Bei uns können alle mitmachen. Egal welchen Beruf sie gelernt haben oder ausüben, egal wo sie herkommen, egal welcher Überzeugung sie anhängen. Wir haben Buddhisten, Anarchisten, Pazifisten, Sozialisten, Rätekommunisten, Christen und Karnevalisten (alle auch in weiblicher Ausführung) in unseren Reihen und der Reigen wird mit jedem Neuzugang bunter. Dennoch gibt es ein paar Einschränkungen, die wichtig sind:
Wobblies dürfen nicht in einer Position arbeiten, die es ihnen erlaubt, Menschen einzustellen oder zu feuern.
Hier verläuft für uns die Grenze zwischen der arbeitenden Klasse und dem Unternehmerlager. Der Wirt deiner Stammkneipe oder die Yogalehrerin aus deinem Bekanntenkreis mögen nette Leute sein, die selbst womöglich viel arbeiten und wenig verdienen. Solange sie andere Leute beschäftigen, können sie keine Wobblies sein. Denn wenn es in ihrem Geschäft zum Konflikt kommt, stehen die Wobblies beinhart zu den Interessen der Lohnabhängigen.
Wobblies dürfen keine Funktionärsposten bei Parteien oder staatstragenden Gewerkschaften (z. B. beim DGB, ÖGB) einnehmen.
Wo kämen wir sonst hin?
Wobblies sind klassenbewusste ArbeiterInnen.
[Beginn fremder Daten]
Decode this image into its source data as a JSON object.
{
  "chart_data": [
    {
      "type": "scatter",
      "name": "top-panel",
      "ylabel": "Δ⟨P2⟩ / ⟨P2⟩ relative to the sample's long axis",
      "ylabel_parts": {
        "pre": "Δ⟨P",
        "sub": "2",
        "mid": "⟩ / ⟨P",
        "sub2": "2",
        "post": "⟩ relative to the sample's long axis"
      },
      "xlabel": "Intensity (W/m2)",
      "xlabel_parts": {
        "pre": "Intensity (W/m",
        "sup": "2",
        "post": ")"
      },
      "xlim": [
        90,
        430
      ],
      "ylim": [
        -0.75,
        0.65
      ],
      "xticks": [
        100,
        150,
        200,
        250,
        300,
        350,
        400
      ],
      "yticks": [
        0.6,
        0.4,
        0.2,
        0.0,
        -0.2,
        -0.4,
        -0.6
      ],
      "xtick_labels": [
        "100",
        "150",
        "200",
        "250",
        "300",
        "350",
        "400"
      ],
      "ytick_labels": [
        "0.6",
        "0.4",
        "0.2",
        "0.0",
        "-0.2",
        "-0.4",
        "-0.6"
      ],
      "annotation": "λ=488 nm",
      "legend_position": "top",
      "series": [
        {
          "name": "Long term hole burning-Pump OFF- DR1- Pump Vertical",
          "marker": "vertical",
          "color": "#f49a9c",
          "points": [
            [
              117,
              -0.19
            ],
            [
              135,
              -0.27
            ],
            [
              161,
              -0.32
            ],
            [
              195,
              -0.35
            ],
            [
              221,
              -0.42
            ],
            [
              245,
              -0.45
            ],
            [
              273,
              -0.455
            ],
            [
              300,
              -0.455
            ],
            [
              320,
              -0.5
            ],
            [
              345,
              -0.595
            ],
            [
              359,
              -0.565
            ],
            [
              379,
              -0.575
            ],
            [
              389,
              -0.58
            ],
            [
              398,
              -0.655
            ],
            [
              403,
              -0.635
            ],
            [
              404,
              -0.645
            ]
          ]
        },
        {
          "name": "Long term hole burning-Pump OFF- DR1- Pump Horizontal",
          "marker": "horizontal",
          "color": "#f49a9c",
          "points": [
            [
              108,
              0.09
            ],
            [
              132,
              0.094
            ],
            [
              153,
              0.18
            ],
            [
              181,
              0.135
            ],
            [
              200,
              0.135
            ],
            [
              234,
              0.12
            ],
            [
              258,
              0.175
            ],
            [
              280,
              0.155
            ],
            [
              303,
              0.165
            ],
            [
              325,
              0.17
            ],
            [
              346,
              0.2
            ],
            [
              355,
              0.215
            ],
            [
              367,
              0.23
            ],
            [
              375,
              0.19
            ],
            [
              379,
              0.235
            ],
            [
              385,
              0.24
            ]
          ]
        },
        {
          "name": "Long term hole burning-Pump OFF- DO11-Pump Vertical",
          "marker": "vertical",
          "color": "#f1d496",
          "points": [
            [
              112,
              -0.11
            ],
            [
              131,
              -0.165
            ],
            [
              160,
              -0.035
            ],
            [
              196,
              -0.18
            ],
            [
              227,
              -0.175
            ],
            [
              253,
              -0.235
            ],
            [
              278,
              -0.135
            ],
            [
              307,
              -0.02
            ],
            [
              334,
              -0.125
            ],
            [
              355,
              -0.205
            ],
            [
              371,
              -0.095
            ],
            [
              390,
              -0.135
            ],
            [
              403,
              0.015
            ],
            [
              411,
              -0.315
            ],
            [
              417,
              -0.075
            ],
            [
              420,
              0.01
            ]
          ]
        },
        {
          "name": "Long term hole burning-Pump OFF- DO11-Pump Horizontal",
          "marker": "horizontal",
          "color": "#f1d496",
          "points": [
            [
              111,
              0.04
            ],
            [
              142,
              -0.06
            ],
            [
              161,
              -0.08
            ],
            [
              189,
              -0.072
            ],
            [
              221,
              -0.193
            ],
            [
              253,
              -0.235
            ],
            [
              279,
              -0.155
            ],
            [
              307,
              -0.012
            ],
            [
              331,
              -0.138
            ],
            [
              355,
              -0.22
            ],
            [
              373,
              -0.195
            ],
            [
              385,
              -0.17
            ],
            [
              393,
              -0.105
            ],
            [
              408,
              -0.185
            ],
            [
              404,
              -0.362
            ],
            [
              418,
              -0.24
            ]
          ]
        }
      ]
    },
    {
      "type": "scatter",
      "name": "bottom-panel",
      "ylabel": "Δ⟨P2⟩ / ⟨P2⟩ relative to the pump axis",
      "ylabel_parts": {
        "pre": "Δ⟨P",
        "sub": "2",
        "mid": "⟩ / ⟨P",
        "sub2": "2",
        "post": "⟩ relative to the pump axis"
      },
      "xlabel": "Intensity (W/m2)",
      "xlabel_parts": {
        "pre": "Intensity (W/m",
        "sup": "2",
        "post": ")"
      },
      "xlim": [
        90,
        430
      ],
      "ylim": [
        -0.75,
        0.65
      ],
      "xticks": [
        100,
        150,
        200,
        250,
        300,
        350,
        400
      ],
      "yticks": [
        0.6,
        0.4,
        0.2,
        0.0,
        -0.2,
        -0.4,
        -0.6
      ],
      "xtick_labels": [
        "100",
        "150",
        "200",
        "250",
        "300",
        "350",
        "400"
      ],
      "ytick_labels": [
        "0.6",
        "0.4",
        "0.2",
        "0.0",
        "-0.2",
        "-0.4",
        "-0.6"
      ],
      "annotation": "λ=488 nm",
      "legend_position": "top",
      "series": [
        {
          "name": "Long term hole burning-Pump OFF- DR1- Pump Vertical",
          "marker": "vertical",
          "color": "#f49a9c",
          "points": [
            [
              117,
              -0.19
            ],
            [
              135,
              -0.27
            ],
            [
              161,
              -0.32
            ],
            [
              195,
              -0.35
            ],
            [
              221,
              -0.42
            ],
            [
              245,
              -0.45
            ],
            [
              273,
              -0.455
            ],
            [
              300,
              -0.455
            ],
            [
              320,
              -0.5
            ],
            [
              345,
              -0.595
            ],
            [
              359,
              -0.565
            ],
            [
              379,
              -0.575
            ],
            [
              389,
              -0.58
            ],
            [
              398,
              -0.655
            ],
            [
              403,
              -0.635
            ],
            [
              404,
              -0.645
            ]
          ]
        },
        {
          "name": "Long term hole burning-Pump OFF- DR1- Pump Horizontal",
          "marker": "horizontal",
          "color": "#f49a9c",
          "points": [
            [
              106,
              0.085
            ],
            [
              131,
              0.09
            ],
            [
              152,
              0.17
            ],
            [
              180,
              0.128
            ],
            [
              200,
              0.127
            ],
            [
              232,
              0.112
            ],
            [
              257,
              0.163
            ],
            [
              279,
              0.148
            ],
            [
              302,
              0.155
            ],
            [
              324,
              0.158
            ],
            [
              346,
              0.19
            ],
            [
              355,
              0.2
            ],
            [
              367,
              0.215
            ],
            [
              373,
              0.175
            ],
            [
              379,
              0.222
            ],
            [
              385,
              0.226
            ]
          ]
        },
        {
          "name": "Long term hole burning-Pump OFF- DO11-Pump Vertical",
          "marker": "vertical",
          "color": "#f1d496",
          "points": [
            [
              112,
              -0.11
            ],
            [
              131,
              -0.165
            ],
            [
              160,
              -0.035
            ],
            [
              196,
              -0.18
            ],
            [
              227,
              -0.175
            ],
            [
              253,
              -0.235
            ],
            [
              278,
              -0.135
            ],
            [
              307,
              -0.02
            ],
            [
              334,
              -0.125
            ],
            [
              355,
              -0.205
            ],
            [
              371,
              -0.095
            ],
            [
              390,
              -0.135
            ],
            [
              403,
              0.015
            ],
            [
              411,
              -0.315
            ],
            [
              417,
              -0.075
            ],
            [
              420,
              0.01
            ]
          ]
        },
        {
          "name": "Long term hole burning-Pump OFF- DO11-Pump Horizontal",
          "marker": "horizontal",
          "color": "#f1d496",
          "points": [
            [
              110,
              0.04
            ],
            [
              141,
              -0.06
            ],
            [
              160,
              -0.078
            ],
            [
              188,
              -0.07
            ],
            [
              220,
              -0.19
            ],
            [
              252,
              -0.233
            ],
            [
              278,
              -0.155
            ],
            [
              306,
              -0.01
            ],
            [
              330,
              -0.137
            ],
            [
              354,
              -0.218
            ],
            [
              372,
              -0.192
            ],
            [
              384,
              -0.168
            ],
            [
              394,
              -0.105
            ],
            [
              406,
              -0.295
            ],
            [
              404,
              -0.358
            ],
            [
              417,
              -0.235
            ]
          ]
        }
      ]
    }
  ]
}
Klassenbewusstsein klingt heutzutage weder besonders modern noch sexy. Es klingt nach den 1920er Jahren oder nach K-Gruppen und Polit-Sekten. Wir wissen das. Dennoch führt kein Weg daran vorbei. »Die arbeitende Klasse und die ausbeutende Klasse haben keine gemeinsamen Interessen«, so lautet seit 1905 der erste Satz der Präambel zur IWW-Verfassung. Jeder Arbeiter und jede Angestellte kann diesen Satz an seinem eigenen Leben überprüfen: »Wie viel Urlaub hätte ich, wenn es nach dem Betrieb ginge? Wie viel Urlaub hätte ich, wenn es nach mir ginge?« Zum Beispiel.
Mit Klassenbewusstsein werden die wenigsten geboren. Oft ist es ein jahrelanger Prozess, zu lernen zwischen arm und reich, oben und unten zu differenzieren und die eigene Position in diesem Koordinatensystem zu finden. Genau das ist aber wichtig, wenn man eine kämpfende Gewerkschaft aufbauen will.
Ein Angriff auf Eine(n) ist ein Angriff auf Alle.